During the drilling of an oil well, a usually aqueous fluid is injected into the well through the drill pipe and recirculated to the surface of the annular area between the well-bore wall and the drill string. The functions of the drilling fluid include: lubrication of the drill bit, transportation of cuttings to the surface, overbalancing formation pressure to prevent an influx of oil, gas or water into the well, maintenance of hole stability until casings can be set, suspension of solids when the fluid is not being circulated, and minimizing fluid loss into and possible associated damage/instability to the formation through which drilling is taking place.
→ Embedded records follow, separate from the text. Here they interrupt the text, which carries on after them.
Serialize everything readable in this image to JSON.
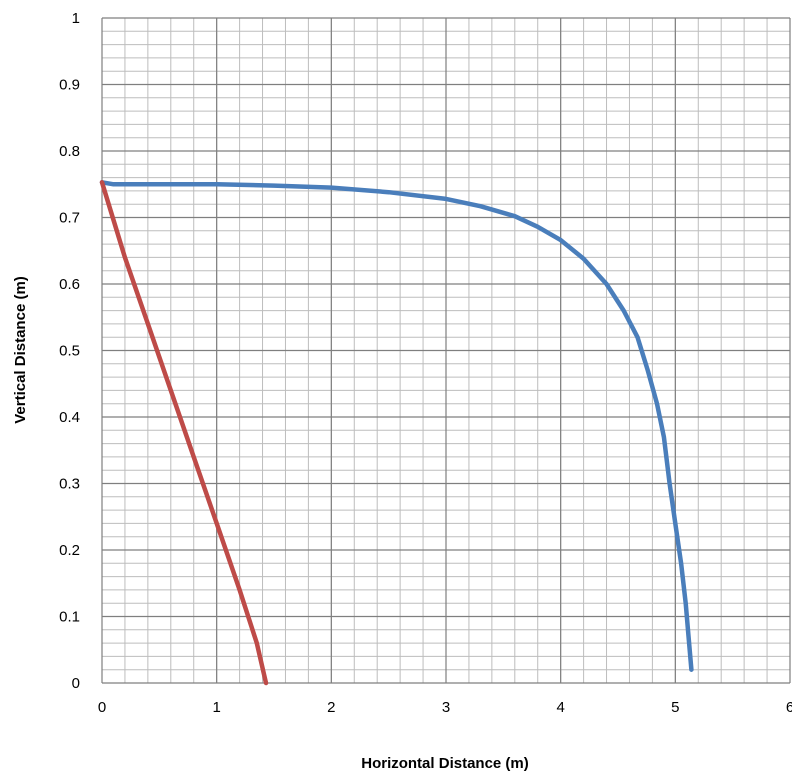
{
  "chart_data": {
    "type": "line",
    "title": "",
    "xlabel": "Horizontal Distance (m)",
    "ylabel": "Vertical Distance (m)",
    "xlim": [
      0,
      6
    ],
    "ylim": [
      0,
      1
    ],
    "xticks": [
      0,
      1,
      2,
      3,
      4,
      5,
      6
    ],
    "xtick_labels": [
      "0",
      "1",
      "2",
      "3",
      "4",
      "5",
      "6"
    ],
    "yticks": [
      0,
      0.1,
      0.2,
      0.3,
      0.4,
      0.5,
      0.6,
      0.7,
      0.8,
      0.9,
      1
    ],
    "ytick_labels": [
      "0",
      "0.1",
      "0.2",
      "0.3",
      "0.4",
      "0.5",
      "0.6",
      "0.7",
      "0.8",
      "0.9",
      "1"
    ],
    "grid": true,
    "minor_grid": {
      "x_step": 0.2,
      "y_step": 0.02
    },
    "legend": "none",
    "series": [
      {
        "color": "#4a7ebb",
        "points": [
          [
            0,
            0.753
          ],
          [
            0.1,
            0.75
          ],
          [
            0.5,
            0.75
          ],
          [
            1.0,
            0.75
          ],
          [
            1.5,
            0.748
          ],
          [
            2.0,
            0.745
          ],
          [
            2.5,
            0.738
          ],
          [
            3.0,
            0.728
          ],
          [
            3.3,
            0.717
          ],
          [
            3.6,
            0.702
          ],
          [
            3.8,
            0.686
          ],
          [
            4.0,
            0.666
          ],
          [
            4.2,
            0.638
          ],
          [
            4.4,
            0.6
          ],
          [
            4.55,
            0.56
          ],
          [
            4.67,
            0.52
          ],
          [
            4.76,
            0.47
          ],
          [
            4.84,
            0.42
          ],
          [
            4.9,
            0.37
          ],
          [
            4.95,
            0.3
          ],
          [
            5.0,
            0.24
          ],
          [
            5.05,
            0.18
          ],
          [
            5.09,
            0.12
          ],
          [
            5.12,
            0.06
          ],
          [
            5.14,
            0.02
          ]
        ]
      },
      {
        "color": "#be4b48",
        "points": [
          [
            0,
            0.753
          ],
          [
            0.2,
            0.64
          ],
          [
            0.4,
            0.54
          ],
          [
            0.6,
            0.44
          ],
          [
            0.8,
            0.34
          ],
          [
            1.0,
            0.24
          ],
          [
            1.2,
            0.14
          ],
          [
            1.35,
            0.06
          ],
          [
            1.43,
            0.0
          ]
        ]
      }
    ]
  }
}
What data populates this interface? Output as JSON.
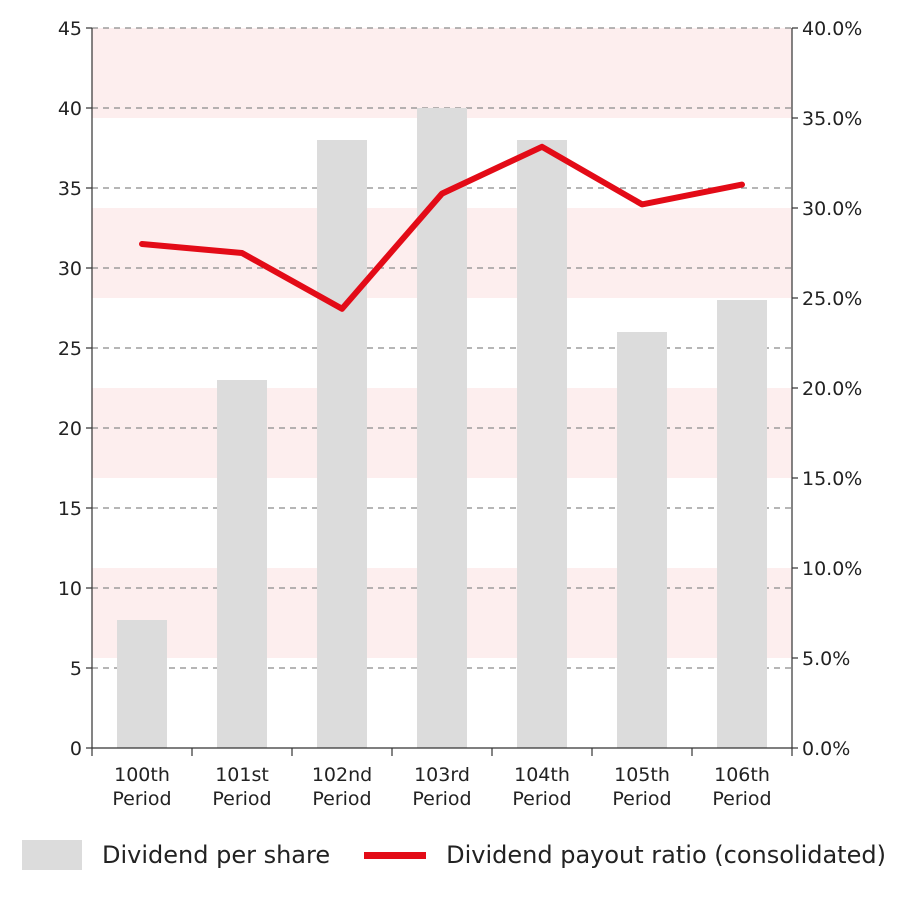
{
  "chart_data": {
    "type": "bar",
    "categories": [
      [
        "100th",
        "Period"
      ],
      [
        "101st",
        "Period"
      ],
      [
        "102nd",
        "Period"
      ],
      [
        "103rd",
        "Period"
      ],
      [
        "104th",
        "Period"
      ],
      [
        "105th",
        "Period"
      ],
      [
        "106th",
        "Period"
      ]
    ],
    "series": [
      {
        "name": "Dividend per share",
        "type": "bar",
        "axis": "left",
        "values": [
          8,
          23,
          38,
          40,
          38,
          26,
          28
        ],
        "color": "#dcdcdc"
      },
      {
        "name": "Dividend payout ratio (consolidated)",
        "type": "line",
        "axis": "right",
        "values": [
          28.0,
          27.5,
          24.4,
          30.8,
          33.4,
          30.2,
          31.3
        ],
        "color": "#e30b17"
      }
    ],
    "y_left": {
      "min": 0,
      "max": 45,
      "ticks": [
        0,
        5,
        10,
        15,
        20,
        25,
        30,
        35,
        40,
        45
      ]
    },
    "y_right": {
      "min": 0,
      "max": 40,
      "ticks": [
        "0.0%",
        "5.0%",
        "10.0%",
        "15.0%",
        "20.0%",
        "25.0%",
        "30.0%",
        "35.0%",
        "40.0%"
      ]
    },
    "band_color": "#fdeeee",
    "grid": true,
    "legend_position": "bottom"
  }
}
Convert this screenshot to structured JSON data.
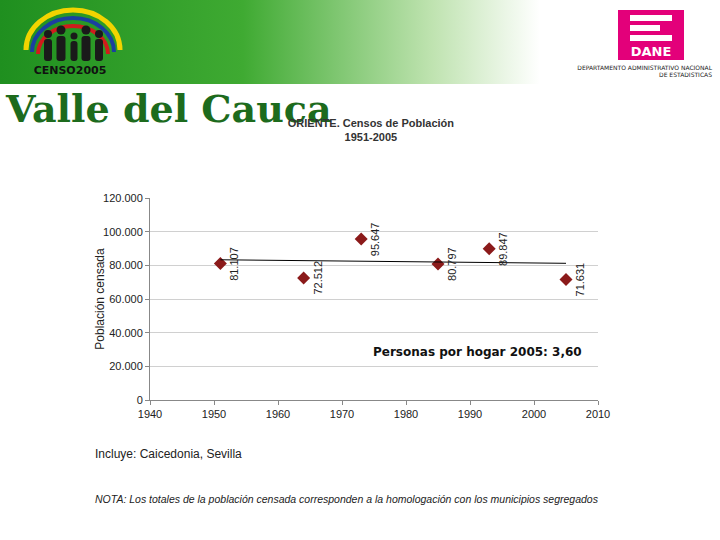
{
  "header": {
    "logo_left": "CENSO2005",
    "logo_right": "DANE",
    "logo_right_caption": "DEPARTAMENTO ADMINISTRATIVO NACIONAL DE ESTADISTICAS",
    "title": "Valle del Cauca"
  },
  "chart_data": {
    "type": "scatter",
    "title": "ORIENTE. Censos de Población",
    "subtitle": "1951-2005",
    "y_label": "Población censada",
    "xlim": [
      1940,
      2010
    ],
    "xticks": [
      1940,
      1950,
      1960,
      1970,
      1980,
      1990,
      2000,
      2010
    ],
    "ylim": [
      0,
      120000
    ],
    "yticks": [
      0,
      {
        "value": 20000,
        "label": "20.000"
      },
      {
        "value": 40000,
        "label": "40.000"
      },
      {
        "value": 60000,
        "label": "60.000"
      },
      {
        "value": 80000,
        "label": "80.000"
      },
      {
        "value": 100000,
        "label": "100.000"
      },
      {
        "value": 120000,
        "label": "120.000"
      }
    ],
    "grid": true,
    "series": [
      {
        "type": "scatter",
        "marker": "diamond",
        "color": "#8b1a1a",
        "data_labels": true,
        "x": [
          1951,
          1964,
          1973,
          1985,
          1993,
          2005
        ],
        "values": [
          81107,
          72512,
          95647,
          80797,
          89847,
          71631
        ],
        "value_labels": [
          "81.107",
          "72.512",
          "95.647",
          "80.797",
          "89.847",
          "71.631"
        ]
      },
      {
        "type": "line",
        "line_style": "solid",
        "color": "#000000",
        "x": [
          1951,
          2005
        ],
        "values": [
          83300,
          81200
        ]
      }
    ],
    "annotations": [
      {
        "text": "Personas por hogar 2005: 3,60"
      }
    ]
  },
  "notes": {
    "includes": "Incluye: Caicedonia, Sevilla",
    "note": "NOTA: Los totales de la población censada corresponden a la homologación con los municipios segregados"
  }
}
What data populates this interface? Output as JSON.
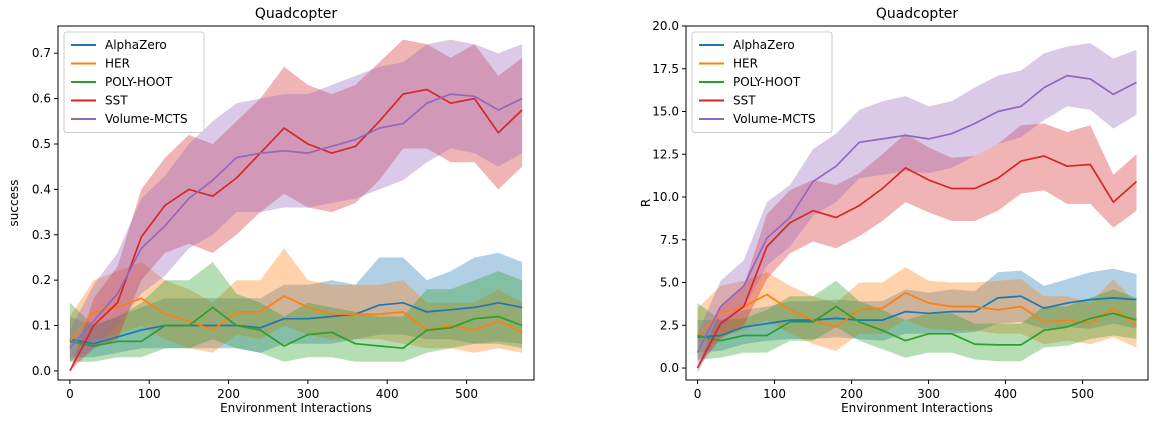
{
  "chart_data": [
    {
      "type": "line",
      "title": "Quadcopter",
      "xlabel": "Environment Interactions",
      "ylabel": "success",
      "xlim": [
        -15,
        585
      ],
      "ylim": [
        -0.02,
        0.76
      ],
      "xticks": [
        0,
        100,
        200,
        300,
        400,
        500
      ],
      "xtick_labels": [
        "0",
        "100",
        "200",
        "300",
        "400",
        "500"
      ],
      "yticks": [
        0.0,
        0.1,
        0.2,
        0.3,
        0.4,
        0.5,
        0.6,
        0.7
      ],
      "ytick_labels": [
        "0.0",
        "0.1",
        "0.2",
        "0.3",
        "0.4",
        "0.5",
        "0.6",
        "0.7"
      ],
      "legend_position": "top-left",
      "grid": false,
      "x": [
        0,
        30,
        60,
        90,
        120,
        150,
        180,
        210,
        240,
        270,
        300,
        330,
        360,
        390,
        420,
        450,
        480,
        510,
        540,
        570
      ],
      "series": [
        {
          "name": "AlphaZero",
          "color": "#1f77b4",
          "values": [
            0.07,
            0.06,
            0.075,
            0.09,
            0.1,
            0.1,
            0.1,
            0.1,
            0.095,
            0.115,
            0.115,
            0.12,
            0.125,
            0.145,
            0.15,
            0.13,
            0.135,
            0.14,
            0.15,
            0.14
          ],
          "lower": [
            0.03,
            0.03,
            0.04,
            0.05,
            0.05,
            0.05,
            0.05,
            0.05,
            0.04,
            0.06,
            0.06,
            0.06,
            0.07,
            0.08,
            0.08,
            0.07,
            0.07,
            0.06,
            0.065,
            0.06
          ],
          "upper": [
            0.12,
            0.1,
            0.12,
            0.14,
            0.16,
            0.16,
            0.16,
            0.16,
            0.16,
            0.19,
            0.19,
            0.2,
            0.19,
            0.25,
            0.25,
            0.2,
            0.22,
            0.25,
            0.26,
            0.24
          ]
        },
        {
          "name": "HER",
          "color": "#ff7f0e",
          "values": [
            0.065,
            0.13,
            0.14,
            0.16,
            0.125,
            0.11,
            0.09,
            0.13,
            0.13,
            0.165,
            0.14,
            0.125,
            0.125,
            0.125,
            0.13,
            0.09,
            0.1,
            0.09,
            0.11,
            0.085
          ],
          "lower": [
            0.02,
            0.07,
            0.08,
            0.1,
            0.07,
            0.05,
            0.04,
            0.08,
            0.07,
            0.1,
            0.08,
            0.07,
            0.07,
            0.07,
            0.06,
            0.05,
            0.05,
            0.04,
            0.05,
            0.04
          ],
          "upper": [
            0.12,
            0.2,
            0.22,
            0.24,
            0.2,
            0.18,
            0.15,
            0.2,
            0.2,
            0.27,
            0.2,
            0.19,
            0.19,
            0.19,
            0.2,
            0.15,
            0.15,
            0.15,
            0.18,
            0.15
          ]
        },
        {
          "name": "POLY-HOOT",
          "color": "#2ca02c",
          "values": [
            0.065,
            0.055,
            0.065,
            0.065,
            0.1,
            0.1,
            0.14,
            0.1,
            0.09,
            0.055,
            0.08,
            0.085,
            0.06,
            0.055,
            0.05,
            0.09,
            0.095,
            0.115,
            0.12,
            0.1
          ],
          "lower": [
            0.02,
            0.02,
            0.03,
            0.03,
            0.05,
            0.05,
            0.07,
            0.05,
            0.04,
            0.02,
            0.03,
            0.03,
            0.02,
            0.02,
            0.02,
            0.04,
            0.05,
            0.06,
            0.06,
            0.05
          ],
          "upper": [
            0.15,
            0.1,
            0.12,
            0.15,
            0.2,
            0.2,
            0.24,
            0.17,
            0.15,
            0.12,
            0.15,
            0.14,
            0.13,
            0.12,
            0.12,
            0.18,
            0.18,
            0.2,
            0.22,
            0.2
          ]
        },
        {
          "name": "SST",
          "color": "#d62728",
          "values": [
            0.0,
            0.1,
            0.15,
            0.295,
            0.365,
            0.4,
            0.385,
            0.425,
            0.48,
            0.535,
            0.5,
            0.48,
            0.495,
            0.55,
            0.61,
            0.62,
            0.59,
            0.6,
            0.525,
            0.575
          ],
          "lower": [
            0.0,
            0.05,
            0.07,
            0.2,
            0.26,
            0.28,
            0.26,
            0.3,
            0.35,
            0.39,
            0.36,
            0.35,
            0.37,
            0.42,
            0.49,
            0.49,
            0.46,
            0.46,
            0.4,
            0.45
          ],
          "upper": [
            0.0,
            0.16,
            0.23,
            0.4,
            0.47,
            0.52,
            0.5,
            0.55,
            0.6,
            0.67,
            0.63,
            0.61,
            0.63,
            0.68,
            0.73,
            0.72,
            0.69,
            0.72,
            0.65,
            0.69
          ]
        },
        {
          "name": "Volume-MCTS",
          "color": "#9467bd",
          "values": [
            0.05,
            0.11,
            0.17,
            0.27,
            0.32,
            0.38,
            0.42,
            0.47,
            0.48,
            0.485,
            0.48,
            0.495,
            0.51,
            0.535,
            0.545,
            0.59,
            0.61,
            0.605,
            0.575,
            0.6
          ],
          "lower": [
            0.02,
            0.05,
            0.1,
            0.17,
            0.21,
            0.27,
            0.3,
            0.35,
            0.35,
            0.36,
            0.36,
            0.37,
            0.38,
            0.4,
            0.42,
            0.46,
            0.49,
            0.48,
            0.45,
            0.48
          ],
          "upper": [
            0.09,
            0.19,
            0.26,
            0.38,
            0.43,
            0.5,
            0.55,
            0.59,
            0.6,
            0.61,
            0.61,
            0.63,
            0.65,
            0.67,
            0.68,
            0.72,
            0.73,
            0.72,
            0.7,
            0.72
          ]
        }
      ]
    },
    {
      "type": "line",
      "title": "Quadcopter",
      "xlabel": "Environment Interactions",
      "ylabel": "R",
      "xlim": [
        -15,
        585
      ],
      "ylim": [
        -0.7,
        20.0
      ],
      "xticks": [
        0,
        100,
        200,
        300,
        400,
        500
      ],
      "xtick_labels": [
        "0",
        "100",
        "200",
        "300",
        "400",
        "500"
      ],
      "yticks": [
        0.0,
        2.5,
        5.0,
        7.5,
        10.0,
        12.5,
        15.0,
        17.5,
        20.0
      ],
      "ytick_labels": [
        "0.0",
        "2.5",
        "5.0",
        "7.5",
        "10.0",
        "12.5",
        "15.0",
        "17.5",
        "20.0"
      ],
      "legend_position": "top-left",
      "grid": false,
      "x": [
        0,
        30,
        60,
        90,
        120,
        150,
        180,
        210,
        240,
        270,
        300,
        330,
        360,
        390,
        420,
        450,
        480,
        510,
        540,
        570
      ],
      "series": [
        {
          "name": "AlphaZero",
          "color": "#1f77b4",
          "values": [
            1.8,
            1.9,
            2.4,
            2.6,
            2.8,
            2.8,
            2.9,
            2.8,
            2.8,
            3.3,
            3.2,
            3.3,
            3.3,
            4.1,
            4.2,
            3.5,
            3.8,
            4.0,
            4.1,
            4.0
          ],
          "lower": [
            0.9,
            1.0,
            1.4,
            1.6,
            1.7,
            1.7,
            1.8,
            1.7,
            1.6,
            2.0,
            2.0,
            2.0,
            2.1,
            2.6,
            2.7,
            2.3,
            2.4,
            2.3,
            2.6,
            2.3
          ],
          "upper": [
            2.8,
            2.8,
            3.4,
            3.6,
            3.9,
            3.9,
            4.0,
            3.9,
            3.9,
            4.6,
            4.4,
            4.6,
            4.5,
            5.6,
            5.7,
            4.8,
            5.2,
            5.6,
            5.8,
            5.5
          ]
        },
        {
          "name": "HER",
          "color": "#ff7f0e",
          "values": [
            1.9,
            3.2,
            3.6,
            4.3,
            3.4,
            2.8,
            2.4,
            3.4,
            3.5,
            4.4,
            3.8,
            3.6,
            3.6,
            3.4,
            3.6,
            2.7,
            2.8,
            2.6,
            3.5,
            2.5
          ],
          "lower": [
            0.4,
            1.8,
            2.2,
            2.8,
            2.0,
            1.4,
            1.0,
            2.0,
            2.0,
            2.8,
            2.3,
            2.2,
            2.2,
            2.0,
            2.0,
            1.4,
            1.6,
            1.4,
            1.8,
            1.2
          ],
          "upper": [
            3.5,
            4.8,
            5.1,
            5.6,
            4.8,
            4.2,
            3.8,
            5.0,
            5.0,
            5.9,
            5.1,
            5.0,
            5.0,
            5.1,
            5.2,
            4.2,
            4.2,
            3.8,
            5.2,
            3.8
          ]
        },
        {
          "name": "POLY-HOOT",
          "color": "#2ca02c",
          "values": [
            1.9,
            1.6,
            1.9,
            1.9,
            2.7,
            2.7,
            3.6,
            2.7,
            2.2,
            1.6,
            2.0,
            2.0,
            1.4,
            1.35,
            1.35,
            2.2,
            2.4,
            2.9,
            3.2,
            2.8
          ],
          "lower": [
            0.5,
            0.6,
            0.9,
            0.9,
            1.6,
            1.6,
            2.4,
            1.6,
            1.1,
            0.6,
            0.9,
            0.9,
            0.5,
            0.4,
            0.4,
            1.2,
            1.3,
            1.7,
            1.9,
            1.7
          ],
          "upper": [
            3.8,
            2.8,
            2.9,
            3.4,
            4.2,
            4.2,
            5.1,
            3.9,
            3.4,
            2.8,
            3.2,
            3.2,
            2.6,
            2.6,
            2.6,
            3.6,
            3.6,
            4.1,
            4.6,
            4.1
          ]
        },
        {
          "name": "SST",
          "color": "#d62728",
          "values": [
            0.0,
            2.6,
            3.6,
            7.1,
            8.5,
            9.2,
            8.8,
            9.5,
            10.5,
            11.7,
            11.0,
            10.5,
            10.5,
            11.1,
            12.1,
            12.4,
            11.8,
            11.9,
            9.7,
            10.9
          ],
          "lower": [
            0.0,
            1.7,
            2.5,
            5.2,
            6.7,
            7.4,
            7.0,
            7.7,
            8.6,
            9.7,
            9.1,
            8.6,
            8.6,
            9.2,
            10.2,
            10.4,
            9.6,
            9.6,
            8.2,
            9.2
          ],
          "upper": [
            0.0,
            3.6,
            4.8,
            9.0,
            10.4,
            11.0,
            10.7,
            11.4,
            12.5,
            13.7,
            12.9,
            12.3,
            12.4,
            13.1,
            14.2,
            14.3,
            13.8,
            14.2,
            11.3,
            12.5
          ]
        },
        {
          "name": "Volume-MCTS",
          "color": "#9467bd",
          "values": [
            0.9,
            3.6,
            4.8,
            7.6,
            8.8,
            10.9,
            11.8,
            13.2,
            13.4,
            13.6,
            13.4,
            13.7,
            14.3,
            15.0,
            15.3,
            16.4,
            17.1,
            16.9,
            16.0,
            16.7
          ],
          "lower": [
            -0.3,
            2.4,
            3.5,
            6.0,
            7.1,
            8.9,
            9.7,
            11.1,
            11.3,
            11.5,
            11.4,
            11.7,
            12.4,
            13.1,
            13.5,
            14.5,
            15.3,
            15.1,
            14.0,
            14.8
          ],
          "upper": [
            2.0,
            5.1,
            6.3,
            9.7,
            10.7,
            12.8,
            13.7,
            15.1,
            15.6,
            15.9,
            15.3,
            15.6,
            16.4,
            17.1,
            17.4,
            18.4,
            18.8,
            19.0,
            18.1,
            18.6
          ]
        }
      ]
    }
  ]
}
Proper overbalancing of formation pressure is obtained by establishing fluid density at the desired level usually via the addition of barite (greater than or equal to 95% barium sulfate). Transportation of cuttings and their suspension when the fluid is not circulating is related to the fluid viscosity and thixotropy which depend on solids content and/or use of a polymer. Filter loss control is obtained also by the use of clays and/or added polymers.
Fluid properties are constantly monitored during the drilling operations and tailored to accommodate the nature of the formation stratum being encountered at the time. When drilling reaches the producing formation special concern is exercised. Preferentially low solids content fluids are used to minimize possible productivity loss by solids plugging. Proper fluid density for overbalancing formation pressure may be obtained by using high salt concentration aqueous brines while viscosity and filter loss control may be obtained by polymer addition. Substantial future oil well drilling will be at depths between 15 and 30 thousand feet where temperatures encountered can be 350.degree. F. Temperatures such as these, coupled with the desire for low solids content and preferably no added solids, require brine tolerant and high temperature stable polymers for viscosity and filtration control. Conventionally employed polymers such as starch, carboxymethyl cellulose, and modified polyacrylates are not stable at the temperatures in question and some have severe brine tolerance limitations.